With no timetable for the grand goal, the unified market strategy has been interpreted as a creed of dos and don’ts, rather than a legally binding decree that would penalize individuals, businesses, institutions and government bodies in violation.
To ensure guideline implementation, a system of incentives and disincentives is being planned, with rewards for regions delivering remarkable results in constructing a unified domestic market.
Meanwhile, a checklist of problematic and inappropriate interventions will be published in a dynamic manner. Establishment of a system that circulates typical cases and summons violators to make rectifications is also on agenda.
No specifics were provided concerning rewards or punishments.
Additionally, plans were revealed to set up a cross-departmental coordination mechanism headed by the NDRC and the State Administration for Market Regulation.
Measuring implementation of the unified market proposition in provinces and cities and gauging the performance of local governments may be a difficult task, so gauging progress on the proposition will likely be difficult.

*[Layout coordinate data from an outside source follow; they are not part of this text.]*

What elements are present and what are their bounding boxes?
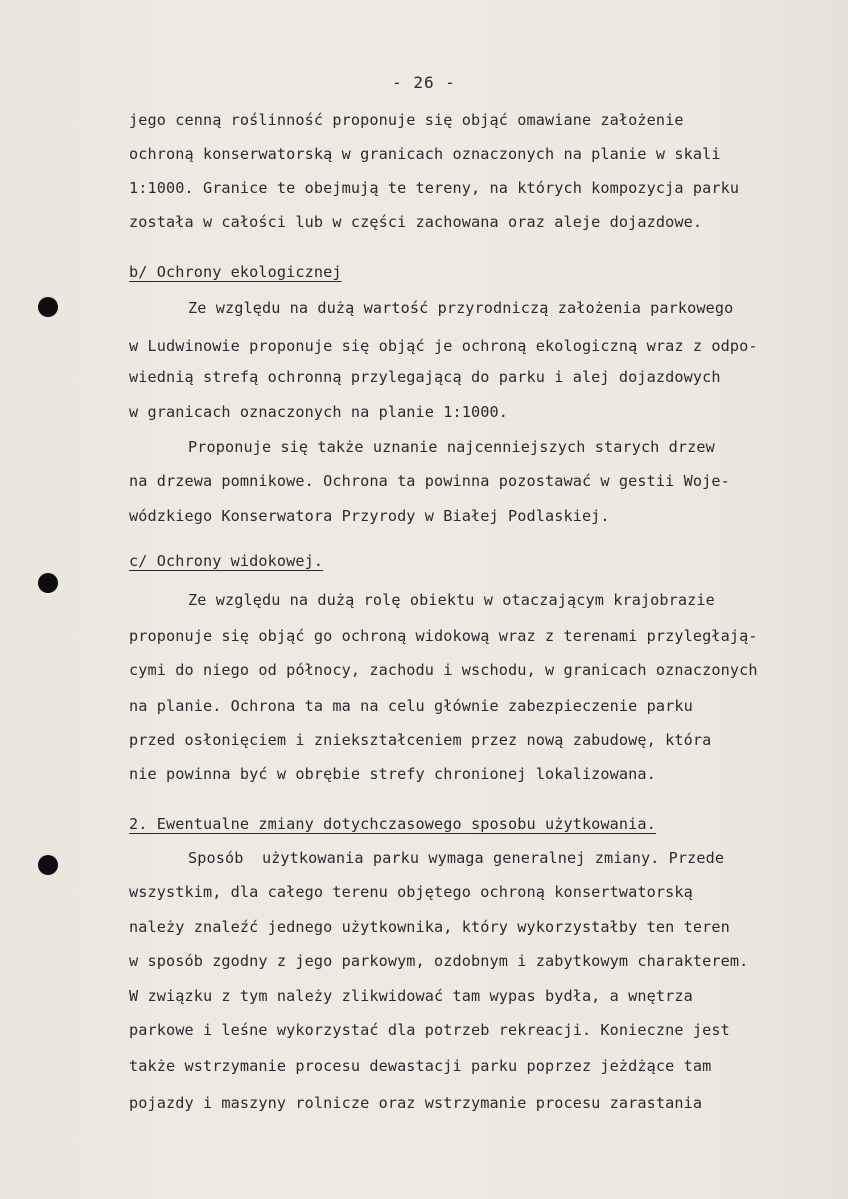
text-line: Ze względu na dużą rolę obiektu w otaczającym krajobrazie [188, 591, 715, 609]
punch-hole [38, 573, 58, 593]
punch-hole [38, 297, 58, 317]
page-number: - 26 - [392, 73, 456, 92]
punch-hole [38, 855, 58, 875]
text-line: nie powinna być w obrębie strefy chronionej lokalizowana. [129, 765, 656, 783]
text-line: cymi do niego od północy, zachodu i wschodu, w granicach oznaczonych [129, 661, 758, 679]
text-line: na planie. Ochrona ta ma na celu głównie zabezpieczenie parku [129, 697, 693, 715]
text-line: należy znaleźć jednego użytkownika, który wykorzystałby ten teren [129, 918, 730, 936]
text-line: wiednią strefą ochronną przylegającą do parku i alej dojazdowych [129, 368, 721, 386]
text-line: także wstrzymanie procesu dewastacji parku poprzez jeżdżące tam [129, 1057, 712, 1075]
text-line: została w całości lub w części zachowana oraz aleje dojazdowe. [129, 213, 703, 231]
text-line: W związku z tym należy zlikwidować tam wypas bydła, a wnętrza [129, 987, 693, 1005]
section-heading: b/ Ochrony ekologicznej [129, 263, 342, 281]
text-line: w sposób zgodny z jego parkowym, ozdobnym i zabytkowym charakterem. [129, 952, 749, 970]
text-line: wszystkim, dla całego terenu objętego ochroną konsertwatorską [129, 883, 693, 901]
text-line: w Ludwinowie proponuje się objąć je ochroną ekologiczną wraz z odpo- [129, 337, 758, 355]
section-heading: 2. Ewentualne zmiany dotychczasowego sposobu użytkowania. [129, 815, 656, 833]
text-line: Sposób użytkowania parku wymaga generalnej zmiany. Przede [188, 849, 725, 867]
text-line: ochroną konserwatorską w granicach oznaczonych na planie w skali [129, 145, 721, 163]
text-line: pojazdy i maszyny rolnicze oraz wstrzymanie procesu zarastania [129, 1094, 703, 1112]
text-line: w granicach oznaczonych na planie 1:1000. [129, 403, 508, 421]
text-line: Ze względu na dużą wartość przyrodniczą założenia parkowego [188, 299, 734, 317]
text-line: wódzkiego Konserwatora Przyrody w Białej Podlaskiej. [129, 507, 610, 525]
text-line: na drzewa pomnikowe. Ochrona ta powinna pozostawać w gestii Woje- [129, 472, 730, 490]
text-line: jego cenną roślinność proponuje się objąć omawiane założenie [129, 111, 684, 129]
text-line: 1:1000. Granice te obejmują te tereny, na których kompozycja parku [129, 179, 740, 197]
text-line: Proponuje się także uznanie najcenniejszych starych drzew [188, 438, 715, 456]
text-line: proponuje się objąć go ochroną widokową wraz z terenami przyległają- [129, 627, 758, 645]
text-line: parkowe i leśne wykorzystać dla potrzeb rekreacji. Konieczne jest [129, 1021, 730, 1039]
text-line: przed osłonięciem i zniekształceniem przez nową zabudowę, która [129, 731, 712, 749]
section-heading: c/ Ochrony widokowej. [129, 552, 324, 570]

If local governments can’t sufficiently be incentivized into or dissuaded from the unified market dos and don’ts, they could possibly just pay lip service to the vision.
Under the strategy, local governments are urged to prevent vicious competition to woo investment with encouragement to rely on “premium institutional supplies and innovation” to attract more investment from select firms.
After decades of uneven development across the country, it is often easier for developed regions to make institutional innovation than their less developed peers.
In any event, the country has proven to be astutely prepared to rearrange its astronomical market, however bumpy the road ahead.